As attacks have evolved, one thing has stayed the same: The security perimeter you cared about, and that was the edge of your network. The wild west of the internet on the other side of your firewall was not to be trusted, and the network you run within the (relatively) safe confines of your firewall was made up of good guys with good machines that did little harm. You VPNed into your corporate network from the outside to access secure resources, and if you weren't on campus and not VPNed, your IT resources were invisible. They simply disappeared, outside of your access.

As technology has matured, the edge of the network is no longer the perimeter that really matters. With features like DirectAccess, Outlook Anywhere, server publishing, reverse proxies and more, in a corporate environment that is configured properly, one can access everything now with SSL and perhaps two-factor authentication. The edge that really matters, the perimeter we need to secure in this generation, is actually identity. More specifically, the identity of the administrator.

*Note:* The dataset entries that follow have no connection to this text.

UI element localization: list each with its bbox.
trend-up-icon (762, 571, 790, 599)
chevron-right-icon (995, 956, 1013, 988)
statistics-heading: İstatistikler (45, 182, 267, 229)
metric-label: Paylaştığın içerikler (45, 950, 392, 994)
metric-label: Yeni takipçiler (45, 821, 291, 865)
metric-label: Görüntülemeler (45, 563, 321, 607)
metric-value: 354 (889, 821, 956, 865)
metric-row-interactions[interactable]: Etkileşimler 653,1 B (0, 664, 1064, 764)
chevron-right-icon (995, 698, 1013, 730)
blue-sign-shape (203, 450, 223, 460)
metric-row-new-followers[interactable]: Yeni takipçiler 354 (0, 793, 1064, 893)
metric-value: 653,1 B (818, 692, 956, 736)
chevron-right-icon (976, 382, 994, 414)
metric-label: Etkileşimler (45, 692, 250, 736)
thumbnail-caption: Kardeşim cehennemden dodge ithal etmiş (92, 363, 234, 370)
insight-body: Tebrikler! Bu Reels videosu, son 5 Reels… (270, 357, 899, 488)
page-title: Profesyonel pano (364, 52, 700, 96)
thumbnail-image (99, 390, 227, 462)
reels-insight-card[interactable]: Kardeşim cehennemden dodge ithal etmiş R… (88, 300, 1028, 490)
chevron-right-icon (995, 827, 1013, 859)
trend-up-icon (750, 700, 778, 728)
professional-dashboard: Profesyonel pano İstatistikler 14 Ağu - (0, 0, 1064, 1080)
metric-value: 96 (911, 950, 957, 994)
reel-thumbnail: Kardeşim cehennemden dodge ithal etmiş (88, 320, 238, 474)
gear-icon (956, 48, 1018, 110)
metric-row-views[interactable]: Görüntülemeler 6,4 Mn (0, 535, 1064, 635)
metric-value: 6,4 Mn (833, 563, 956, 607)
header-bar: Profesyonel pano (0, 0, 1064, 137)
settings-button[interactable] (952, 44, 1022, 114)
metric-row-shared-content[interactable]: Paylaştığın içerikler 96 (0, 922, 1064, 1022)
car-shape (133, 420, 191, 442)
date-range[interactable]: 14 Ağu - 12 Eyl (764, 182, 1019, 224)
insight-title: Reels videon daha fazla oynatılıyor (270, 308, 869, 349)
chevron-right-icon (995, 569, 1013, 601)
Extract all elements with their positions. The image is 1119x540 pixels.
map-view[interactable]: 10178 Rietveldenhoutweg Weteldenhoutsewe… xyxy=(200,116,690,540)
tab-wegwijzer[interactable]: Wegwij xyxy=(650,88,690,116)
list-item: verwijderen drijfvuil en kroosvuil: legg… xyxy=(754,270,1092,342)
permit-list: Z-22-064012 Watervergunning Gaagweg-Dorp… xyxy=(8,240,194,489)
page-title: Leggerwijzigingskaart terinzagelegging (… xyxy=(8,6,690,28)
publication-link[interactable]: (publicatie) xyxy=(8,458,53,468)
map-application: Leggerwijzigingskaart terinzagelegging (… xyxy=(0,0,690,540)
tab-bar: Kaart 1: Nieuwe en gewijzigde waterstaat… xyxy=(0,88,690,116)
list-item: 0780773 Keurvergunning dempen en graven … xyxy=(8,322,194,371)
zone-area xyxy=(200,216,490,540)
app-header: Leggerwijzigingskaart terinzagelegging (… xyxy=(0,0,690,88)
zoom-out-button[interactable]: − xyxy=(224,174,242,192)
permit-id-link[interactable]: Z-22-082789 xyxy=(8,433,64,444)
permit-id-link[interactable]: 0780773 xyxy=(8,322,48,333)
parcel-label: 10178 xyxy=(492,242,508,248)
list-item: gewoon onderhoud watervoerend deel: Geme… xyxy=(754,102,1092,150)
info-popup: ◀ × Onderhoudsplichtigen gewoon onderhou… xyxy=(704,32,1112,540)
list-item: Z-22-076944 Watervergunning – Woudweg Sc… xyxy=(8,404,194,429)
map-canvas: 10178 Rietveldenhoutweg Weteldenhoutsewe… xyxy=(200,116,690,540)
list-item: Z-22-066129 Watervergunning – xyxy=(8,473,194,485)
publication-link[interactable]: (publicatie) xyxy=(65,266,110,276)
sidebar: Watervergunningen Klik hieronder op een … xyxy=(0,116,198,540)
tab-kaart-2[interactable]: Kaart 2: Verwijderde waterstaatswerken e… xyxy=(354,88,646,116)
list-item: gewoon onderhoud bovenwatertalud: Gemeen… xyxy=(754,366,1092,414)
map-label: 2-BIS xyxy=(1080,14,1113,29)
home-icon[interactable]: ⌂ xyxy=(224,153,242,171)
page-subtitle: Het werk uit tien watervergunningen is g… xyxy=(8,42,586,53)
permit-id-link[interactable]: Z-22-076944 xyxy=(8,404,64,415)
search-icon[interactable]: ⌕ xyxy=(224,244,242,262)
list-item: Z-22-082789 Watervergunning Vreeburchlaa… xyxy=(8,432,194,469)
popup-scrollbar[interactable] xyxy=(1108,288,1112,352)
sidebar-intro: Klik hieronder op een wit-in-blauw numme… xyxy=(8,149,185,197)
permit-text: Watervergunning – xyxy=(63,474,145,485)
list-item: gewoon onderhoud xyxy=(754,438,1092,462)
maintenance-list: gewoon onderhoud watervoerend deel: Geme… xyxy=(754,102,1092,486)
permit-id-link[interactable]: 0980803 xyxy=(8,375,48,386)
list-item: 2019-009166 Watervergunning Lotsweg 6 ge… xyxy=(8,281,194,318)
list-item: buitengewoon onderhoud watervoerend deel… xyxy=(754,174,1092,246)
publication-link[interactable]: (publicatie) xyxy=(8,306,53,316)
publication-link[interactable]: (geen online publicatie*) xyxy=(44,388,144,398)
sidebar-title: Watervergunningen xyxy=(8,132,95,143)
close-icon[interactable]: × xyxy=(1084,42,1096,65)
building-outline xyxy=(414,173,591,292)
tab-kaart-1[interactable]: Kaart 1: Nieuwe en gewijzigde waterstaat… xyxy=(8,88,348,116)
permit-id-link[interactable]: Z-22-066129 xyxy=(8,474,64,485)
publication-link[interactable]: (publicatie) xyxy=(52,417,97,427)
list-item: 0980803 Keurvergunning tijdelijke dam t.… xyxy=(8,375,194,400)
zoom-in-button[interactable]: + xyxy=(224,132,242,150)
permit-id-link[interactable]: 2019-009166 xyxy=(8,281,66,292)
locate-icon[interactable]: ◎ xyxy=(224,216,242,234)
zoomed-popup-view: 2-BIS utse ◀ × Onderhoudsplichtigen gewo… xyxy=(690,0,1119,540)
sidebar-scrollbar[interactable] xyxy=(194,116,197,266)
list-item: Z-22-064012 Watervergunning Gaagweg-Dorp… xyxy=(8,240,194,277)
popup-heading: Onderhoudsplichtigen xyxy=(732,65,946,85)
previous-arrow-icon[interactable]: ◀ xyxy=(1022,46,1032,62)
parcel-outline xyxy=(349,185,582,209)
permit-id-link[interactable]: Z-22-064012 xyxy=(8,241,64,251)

Most attacks these days involve somehow abusing and misusing administrative privilege. It may even begin with harvesting low-end credentials and then escalating attacks to attempt to continue to raise the privilege from normal "peon" user to administrator. The fact remains that we still live in an operating system world where there is a single user, the administrator, who can access (read: compromise) all of the assets within that system.

When you're talking one or two systems that is a bad outcome -- but not a disaster. But now virtualization has brought us systems that run other systems as simple files on disk, and that means the administrator on the host can compromise all of the guests. Moreover, virtualization has brought us the cloud, where we have multiple hosts running tens or hundreds of guests, and even the guests represent different organizations if you're into multitenancy. An administrator on the cloud fabric can compromise all of the guests, and when it comes to the public cloud, the trust boundary between tenants and service providers is fragile.

Protecting the virtualization fabric that undergirds data centers and private and public clouds involves protecting access to bare metal machines. With physical admins, again, just the server administrator has that -- bad, certainly, but more limited. With virtual machines, the server administrator, storage administrator, network administrator, backup operator and fabric administrator have access, because it's just a couple of files. That's where shielded virtual machines come in.